Part One concerns the effect of stress on deformation and discusses porous rock compressibility coefficients. Elasticity theory is used to derive relationships between the porous rock compressibility coefficients, the porosity, and the mineral grain compressibility. Theoretical bounds on the compressibility coefficients are derived. The concept of effective stress coefficients is examined, as is the integrated form of the stress-strain relationships. Undrained compression and induced pore pressures are treated within the same general framework. Part One is concluded with a brief, elementary introduction to Biot's theory of poroelasticity. All the results in Part One are illustrated and verified with extensive references to published compressibility data.

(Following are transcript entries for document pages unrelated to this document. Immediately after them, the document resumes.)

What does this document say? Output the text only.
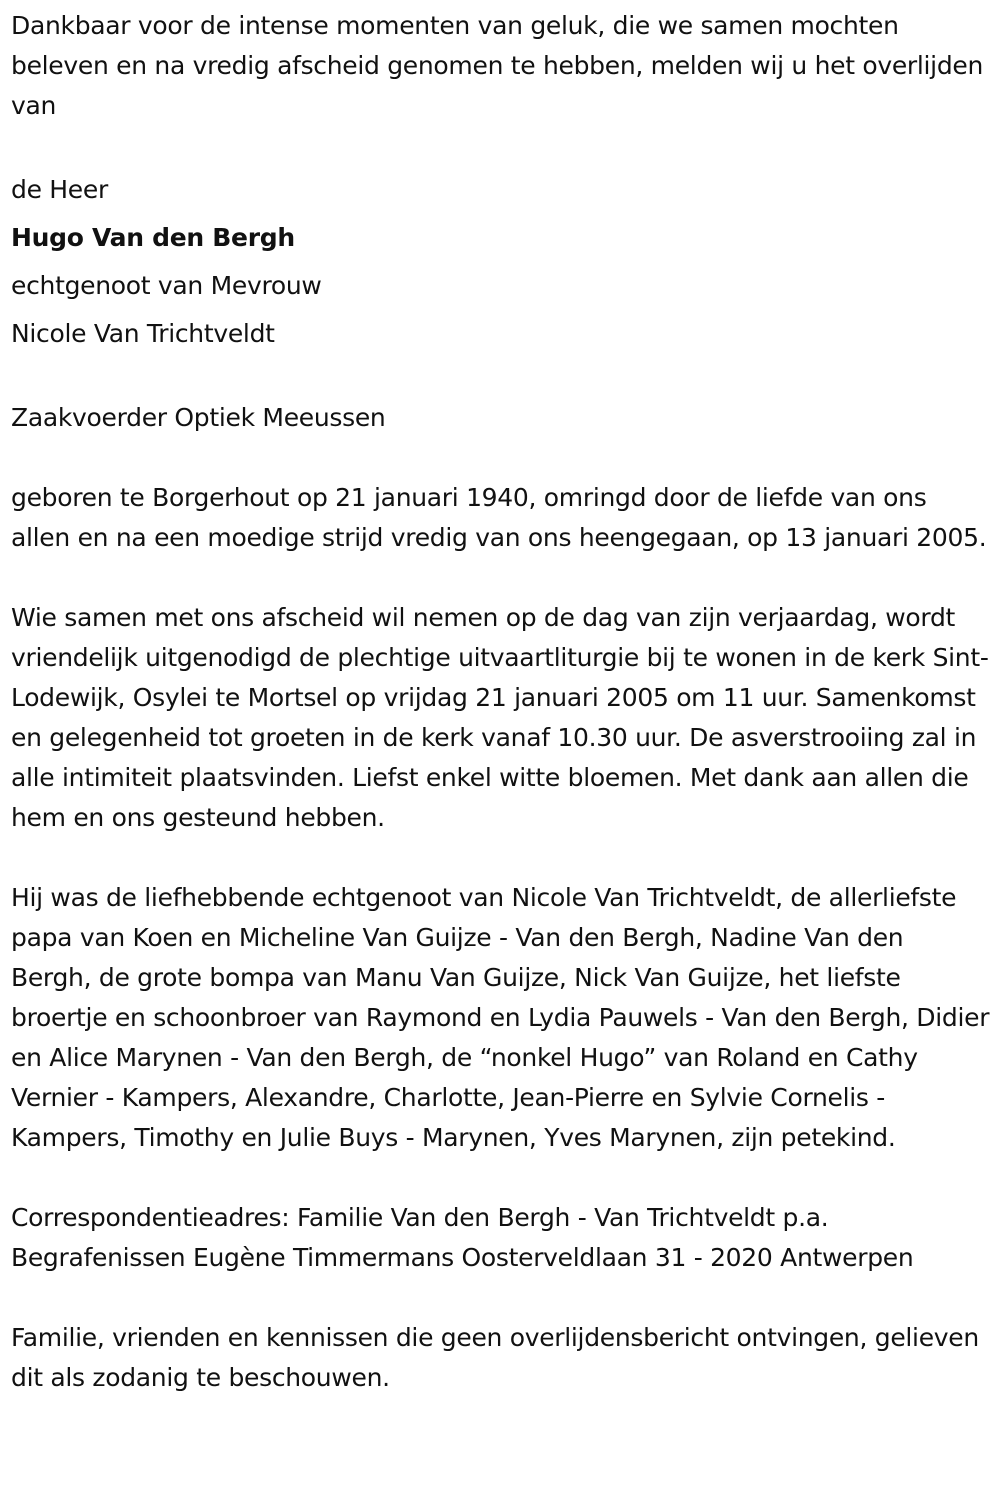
Dankbaar voor de intense momenten van geluk, die we samen mochten beleven en na vredig afscheid genomen te hebben, melden wij u het overlijden van

de Heer

Hugo Van den Bergh

echtgenoot van Mevrouw

Nicole Van Trichtveldt

Zaakvoerder Optiek Meeussen

geboren te Borgerhout op 21 januari 1940, omringd door de liefde van ons allen en na een moedige strijd vredig van ons heengegaan, op 13 januari 2005.

Wie samen met ons afscheid wil nemen op de dag van zijn verjaardag, wordt vriendelijk uitgenodigd de plechtige uitvaartliturgie bij te wonen in de kerk Sint-Lodewijk, Osylei te Mortsel op vrijdag 21 januari 2005 om 11 uur. Samenkomst en gelegenheid tot groeten in de kerk vanaf 10.30 uur. De asverstrooiing zal in alle intimiteit plaatsvinden. Liefst enkel witte bloemen. Met dank aan allen die hem en ons gesteund hebben.

Hij was de liefhebbende echtgenoot van Nicole Van Trichtveldt, de allerliefste papa van Koen en Micheline Van Guijze - Van den Bergh, Nadine Van den Bergh, de grote bompa van Manu Van Guijze, Nick Van Guijze, het liefste broertje en schoonbroer van Raymond en Lydia Pauwels - Van den Bergh, Didier en Alice Marynen - Van den Bergh, de “nonkel Hugo” van Roland en Cathy Vernier - Kampers, Alexandre, Charlotte, Jean-Pierre en Sylvie Cornelis - Kampers, Timothy en Julie Buys - Marynen, Yves Marynen, zijn petekind.

Correspondentieadres: Familie Van den Bergh - Van Trichtveldt p.a. Begrafenissen Eugène Timmermans Oosterveldlaan 31 - 2020 Antwerpen

Familie, vrienden en kennissen die geen overlijdensbericht ontvingen, gelieven dit als zodanig te beschouwen.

Part Two deals with the relationship between pore structure and compressibility, and presents methods that permit quantitative prediction of the compressibility coefficients. Two- and three-dimensional models of tubular pores, spheroidal pores, and crack-like "grain boundary" voids are analyzed. A critical review is made of various methods that have been proposed to relate the effective elastic moduli (bulk and shear) of a porous material to its pore structure. Methods for extracting pore aspect ratio distributions from stress-strain data or from acoustic measurements are presented, along with applications to actual sandstone data.
Part Three is a brief summary of experimental techniques that are used to measure porous rock compressibilities in the laboratory.
The information contained in this volume is of interest to petroleum engineers, specifically those involved with reservoir modeling, petroleum geologists, geotechnical engineers, hydrologists and geophysicists.